Hagerty's results are critical to understanding the early history and evolution of our closest celestial neighbor.
"Prior to graduate school, I, like many people, had assumed that the Moon was a dull, lifeless body," said Hagerty. "However, after having the opportunity to learn from experts in lunar science and to examine lunar sample and remote sensing data myself, it quickly became apparent that the Moon is an extraordinary planetary body and that we have only scratched the surface of truly understanding how the Moon formed and evolved. To have an opportunity to play a role in shaping our cumulative knowledge of the Moon is a humbling experience."
Hagerty is currently the curator of the USGS Meteor Crater Sample Collection, as well as the Chair of NASA's Regional Planetary Image Facility Network.
The USGS Meteor Crater Sample Collection is an ongoing project funded by NASA that analyzes drill samples from Meteor Crater and makes the samples available to the planetary science community. The NASA Regional Planetary Image Facility Network is an international system of planetary data libraries that maintains a wide range of data products from NASA planetary missions including photographs, maps, films, engineering plans, and historical documents and artifacts. The overriding mission of the Network is to make these materials available to the public.
Hagerty earned his Ph.D. in Earth and Planetary Sciences from the University of New Mexico, Albuquerque, in 2004; his M.S. in Earth and Planetary Sciences from the University of New Mexico, Albuquerque, in 2001, and his B.S. in Earth and Planetary Sciences, with Honors, from the University of New Mexico, Albuquerque, in 1998. He was a post-doctoral fellow at the Los Alamos National Laboratory from 2004-2007, where he studied lunar geochemistry.
Hagerty came to the USGS in 2007, joining the USGS Astrogeology Science Center in Flagstaff, Arizona. He has been the principal investigator on eight NASA studies and collaborated on an additional four studies. His research has examined not only lunar geochemistry, but also lunar mapping, asteroid mapping, and impact cratering.

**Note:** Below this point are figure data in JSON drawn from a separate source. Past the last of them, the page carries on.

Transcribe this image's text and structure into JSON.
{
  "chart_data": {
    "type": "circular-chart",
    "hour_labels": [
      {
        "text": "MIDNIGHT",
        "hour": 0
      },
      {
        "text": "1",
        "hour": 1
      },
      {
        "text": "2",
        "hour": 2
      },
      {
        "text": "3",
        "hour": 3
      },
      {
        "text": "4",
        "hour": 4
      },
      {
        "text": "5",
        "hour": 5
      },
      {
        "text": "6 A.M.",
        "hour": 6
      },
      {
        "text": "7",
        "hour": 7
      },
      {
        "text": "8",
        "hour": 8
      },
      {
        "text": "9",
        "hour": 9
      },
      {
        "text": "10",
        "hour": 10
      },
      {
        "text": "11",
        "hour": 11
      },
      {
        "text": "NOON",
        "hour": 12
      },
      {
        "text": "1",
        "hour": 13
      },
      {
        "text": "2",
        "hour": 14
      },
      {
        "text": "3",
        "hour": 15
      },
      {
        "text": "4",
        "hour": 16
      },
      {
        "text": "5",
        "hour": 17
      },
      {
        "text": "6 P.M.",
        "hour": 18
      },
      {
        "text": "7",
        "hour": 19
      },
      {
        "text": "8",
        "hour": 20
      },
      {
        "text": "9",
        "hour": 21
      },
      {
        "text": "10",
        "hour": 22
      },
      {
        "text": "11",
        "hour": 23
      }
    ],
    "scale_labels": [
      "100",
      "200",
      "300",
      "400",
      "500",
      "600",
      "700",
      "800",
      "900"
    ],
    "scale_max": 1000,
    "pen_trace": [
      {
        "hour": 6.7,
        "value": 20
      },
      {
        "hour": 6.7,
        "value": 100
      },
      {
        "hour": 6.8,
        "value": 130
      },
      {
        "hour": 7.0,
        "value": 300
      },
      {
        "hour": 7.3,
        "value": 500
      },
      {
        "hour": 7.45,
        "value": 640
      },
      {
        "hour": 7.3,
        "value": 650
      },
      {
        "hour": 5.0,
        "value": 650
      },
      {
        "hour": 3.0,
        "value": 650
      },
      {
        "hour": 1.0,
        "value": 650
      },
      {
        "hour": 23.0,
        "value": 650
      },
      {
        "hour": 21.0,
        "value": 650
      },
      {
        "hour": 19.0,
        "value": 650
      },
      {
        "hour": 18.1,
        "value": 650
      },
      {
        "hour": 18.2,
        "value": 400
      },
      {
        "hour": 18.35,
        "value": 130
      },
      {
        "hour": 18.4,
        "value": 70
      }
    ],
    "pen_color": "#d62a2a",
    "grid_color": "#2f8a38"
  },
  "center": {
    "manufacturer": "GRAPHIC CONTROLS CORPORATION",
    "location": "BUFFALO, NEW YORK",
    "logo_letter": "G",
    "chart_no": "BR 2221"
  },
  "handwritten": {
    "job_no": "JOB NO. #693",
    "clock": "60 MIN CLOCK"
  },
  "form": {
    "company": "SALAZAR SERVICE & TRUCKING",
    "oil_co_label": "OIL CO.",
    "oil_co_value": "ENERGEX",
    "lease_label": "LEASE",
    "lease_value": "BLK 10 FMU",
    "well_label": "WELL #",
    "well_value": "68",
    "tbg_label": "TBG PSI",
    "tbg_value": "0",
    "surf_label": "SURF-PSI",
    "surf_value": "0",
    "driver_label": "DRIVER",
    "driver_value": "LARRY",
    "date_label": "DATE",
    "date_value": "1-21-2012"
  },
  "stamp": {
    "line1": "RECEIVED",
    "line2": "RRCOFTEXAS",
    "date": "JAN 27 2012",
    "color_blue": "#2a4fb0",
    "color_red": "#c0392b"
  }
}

Hagerty’s official citation from the Award reads:
Department of Interior/US Geological Survey
For cutting edge research fusing remote-sensing data of the Moon with laboratory measurements to establish a new coherent model of the lunar crust and mantle and for leadership and service contributions for an international network of 17 Regional Planetary Image Facilities.
The Presidential Early Career Awards for Scientists and Engineers was established by President Clinton in 1996, and are coordinated by the Office of Science and Technology Policy within the Executive Office of the President. Awardees are selected for their pursuit of innovative research at the frontiers of science and technology and their commitment to community service as demonstrated through scientific leadership, public education, or community outreach.